Pursuit of Freedom
Yoshitomo Nara’s highly stylised paintings have become one of the most instantaneously recognisable images in contemporary art. His wide eyed, disproportionately large skulled, menacing and melancholic children are acknowledged internationally as icons of New-Pop and, along with Murakami’s Superflat cast of characters, have come to epitomise the Japanese quality of kawaii (lovable cuteness). Directly influenced by Japanese manga, animation and punk rock, Nara’s images resonate across a broad spectrum and invite easy familiarity. This initial access to the image however, is often only thinly masked by a deeper and less light hearted social and personal dimension that seeps into the viewer’s consciousness with disquieting ease. While he is known for producing a wide body of sketches, drawings, and paintings, a small yet significant part of his works would showcase the artist’s experimentation in expanding beyond the two- dimension realm. Untitled (Lot 144)from 2002 belongs to a group of celebrated works produced on dish shaped fiber reinforced plastics that play out to the warping of perspective rarely seen in the artist’s oeuvre.

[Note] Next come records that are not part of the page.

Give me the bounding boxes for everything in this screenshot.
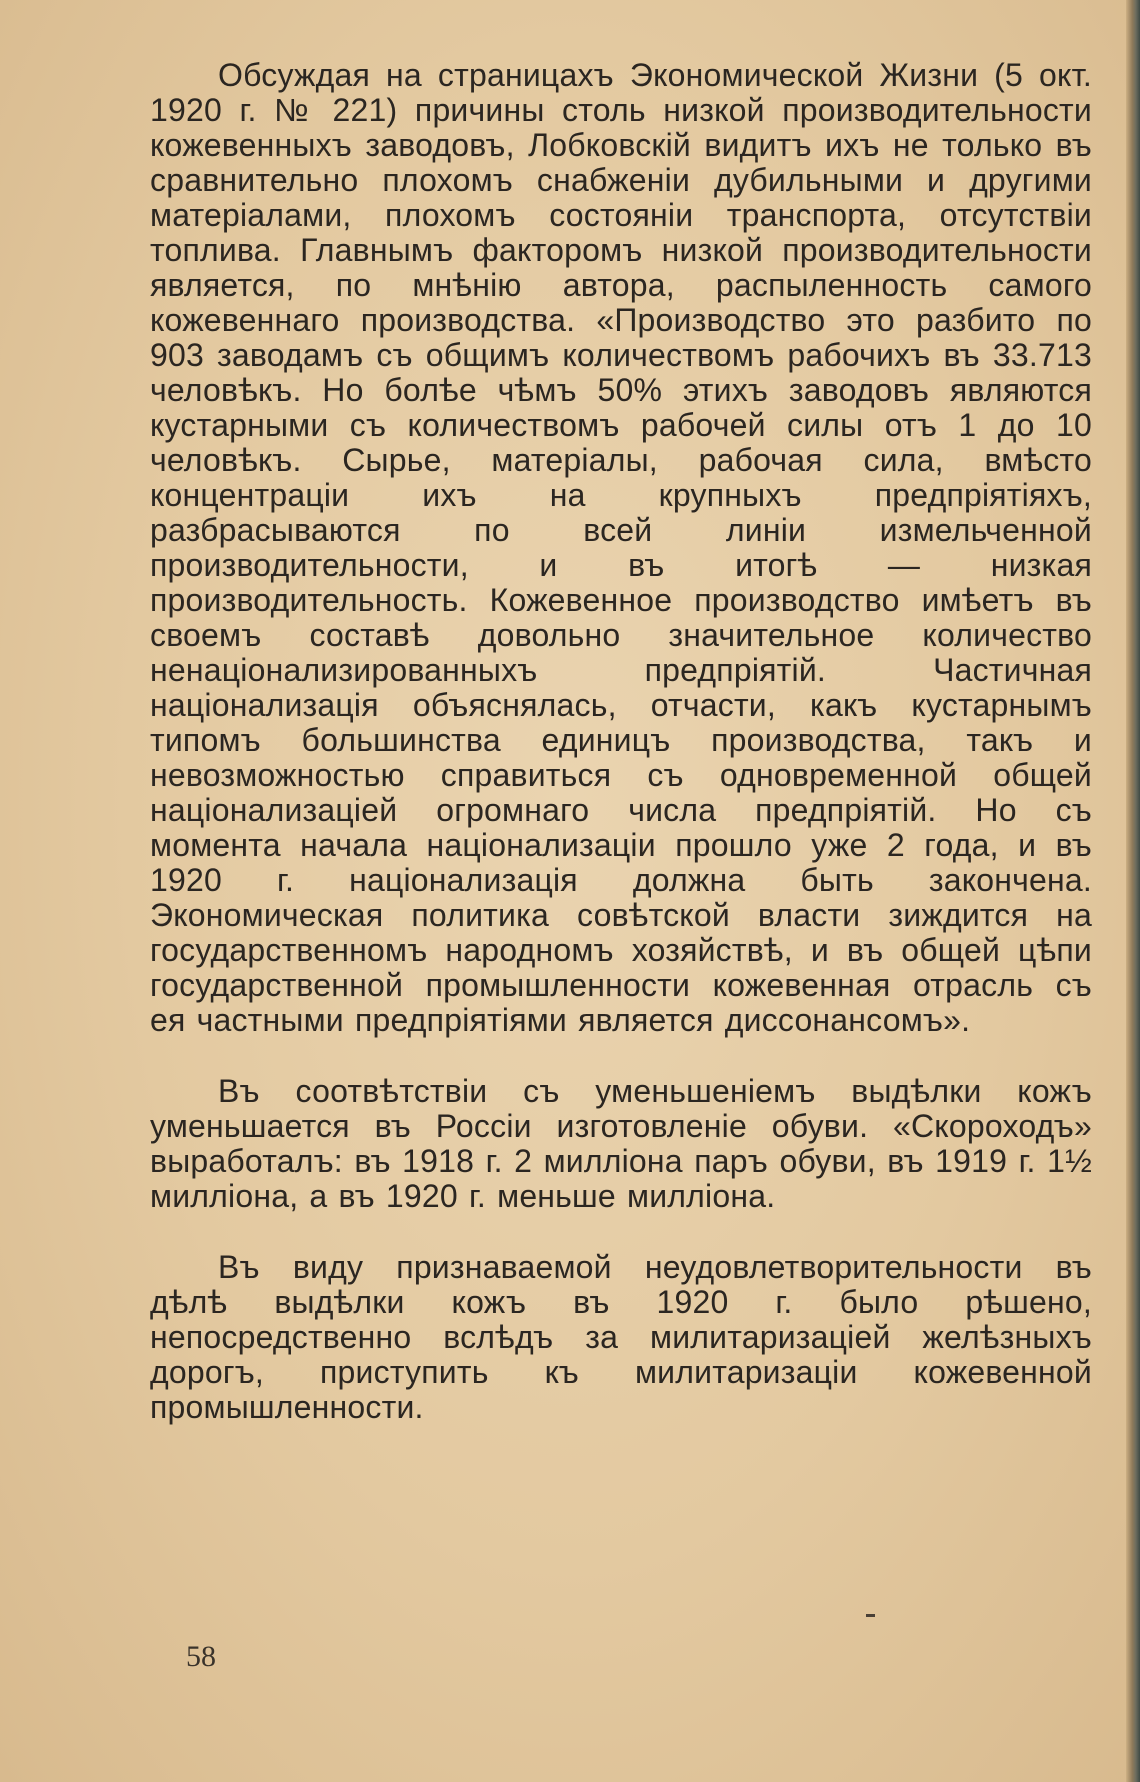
page-edge-shadow: [1126, 0, 1140, 1782]
paragraph-3: Въ виду признаваемой неудовлетворительности въ дѣлѣ выдѣлки кожъ въ 1920 г. было рѣшено, непосредственно вслѣдъ за милитаризаціей желѣзныхъ дорогъ, приступить къ милитаризаціи кожевенной промышленности.: [150, 1249, 1092, 1425]
page-number: 58: [186, 1640, 216, 1673]
paragraph-2: Въ соотвѣтствіи съ уменьшеніемъ выдѣлки кожъ уменьшается въ Россіи изготовленіе обуви. «Скороходъ» выработалъ: въ 1918 г. 2 милліона паръ обуви, въ 1919 г. 1½ милліона, а въ 1920 г. меньше милліона.: [150, 1073, 1092, 1214]
paragraph-1: Обсуждая на страницахъ Экономической Жизни (5 окт. 1920 г. № 221) причины столь низкой производительности кожевенныхъ заводовъ, Лобковскій видитъ ихъ не только въ сравнительно плохомъ снабженіи дубильными и другими матеріалами, плохомъ состояніи транспорта, отсутствіи топлива. Главнымъ факторомъ низкой производительности является, по мнѣнію автора, распыленность самого кожевеннаго производства. «Производство это разбито по 903 заводамъ съ общимъ количествомъ рабочихъ въ 33.713 человѣкъ. Но болѣе чѣмъ 50% этихъ заводовъ являются кустарными съ количествомъ рабочей силы отъ 1 до 10 человѣкъ. Сырье, матеріалы, рабочая сила, вмѣсто концентраціи ихъ на крупныхъ предпріятіяхъ, разбрасываются по всей линіи измельченной производительности, и въ итогѣ — низкая производительность. Кожевенное производство имѣетъ въ своемъ составѣ довольно значительное количество ненаціонализированныхъ предпріятій. Частичная націонализація объяснялась, отчасти, какъ кустарнымъ типомъ большинства единицъ производства, такъ и невозможностью справиться съ одновременной общей націонализаціей огромнаго числа предпріятій. Но съ момента начала націонализаціи прошло уже 2 года, и въ 1920 г. націонализація должна быть закончена. Экономическая политика совѣтской власти зиждится на государственномъ народномъ хозяйствѣ, и въ общей цѣпи государственной промышленности кожевенная отрасль съ ея частными предпріятіями является диссонансомъ».: [150, 57, 1092, 1038]
ink-mark: [866, 1614, 875, 1617]
body-text: [150, 58, 1092, 1425]
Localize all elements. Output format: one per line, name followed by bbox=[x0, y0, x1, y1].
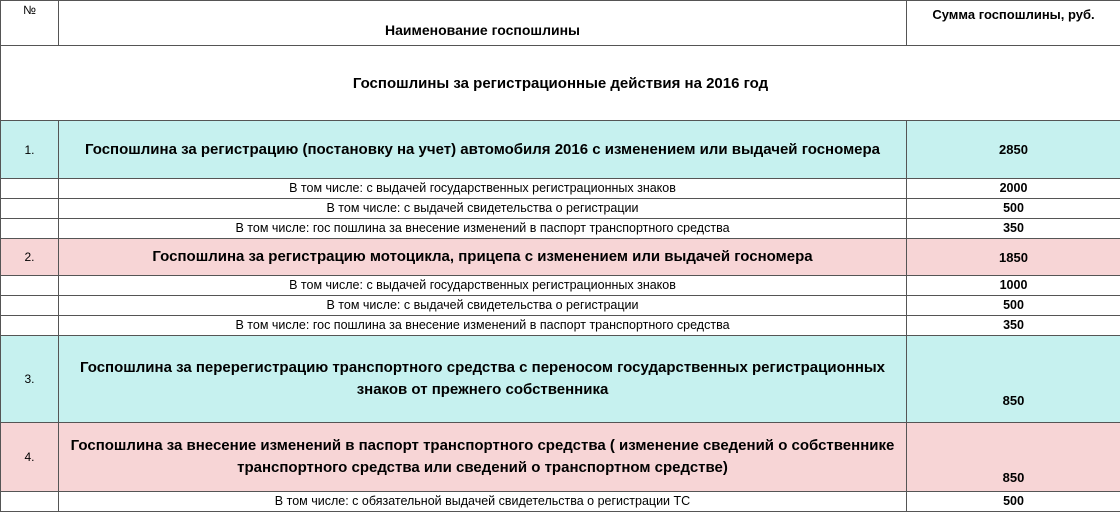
sub-sum: 500 bbox=[907, 199, 1120, 219]
row-name: Госпошлина за регистрацию (постановку на учет) автомобиля 2016 с изменением или выдачей госномера bbox=[59, 121, 907, 179]
row-name: Госпошлина за внесение изменений в паспорт транспортного средства ( изменение сведений о собственнике транспортного средства или сведений о транспортном средстве) bbox=[59, 423, 907, 492]
sub-sum: 500 bbox=[907, 296, 1120, 316]
sub-sum: 1000 bbox=[907, 276, 1120, 296]
header-num: № bbox=[1, 1, 59, 46]
sub-name: В том числе: с выдачей свидетельства о регистрации bbox=[59, 199, 907, 219]
row-num: 3. bbox=[1, 336, 59, 423]
sub-num bbox=[1, 219, 59, 239]
sub-name: В том числе: с выдачей свидетельства о регистрации bbox=[59, 296, 907, 316]
sub-num bbox=[1, 296, 59, 316]
sub-num bbox=[1, 276, 59, 296]
row-sum: 850 bbox=[907, 336, 1120, 423]
row-num: 4. bbox=[1, 423, 59, 492]
table-row bbox=[1, 336, 1120, 423]
sub-row bbox=[1, 199, 1120, 219]
row-sum: 2850 bbox=[907, 121, 1120, 179]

In the present work, Nara presents the viewer with another of his otherworldly children. Suspended within a void and against a patch-worked background reminiscent of medical bandages, the little girl holds out her mitten-like hands to reveal two tiny sprouts from which she recoils in dazed confusion.
A trope often employed by Nara, the patchworked bandaged background is curiously suggestive of the ephemerality of the world in which the child resides; an unstable world that could easily come apart at the already fraying seams. The circular dish shape would further challenge the viewer in re-interpreting the traditional plane of painting, bringing the overall understanding of painting back toward zero, along with the two sprouts in the child’s hands, softly alluding to the artist’s life motto: “Never Forget Your Beginner’s Spirit!”
In marked contrast to a depiction of a child picking flowers in a garden (an idealised scene of freedom in childhood), the present image also directly redefines the serene image, presenting the contemporary human condition as one of disintegration and existential perplexity. The profundity of these psychological concerns and their effect on the individual within contemporary reality is made more so in its attachment to and transmission through the image of a child. While most obviously redolent of an environment in which the sanctity of childhood has been lost, Nara’s connection to punk culture and its inherent avowal of rebellion, also invites one to view his work from a more endemic and overarching vantage point – one in which his children represent not youth, but a rejection and refusal by the limit and control of the society.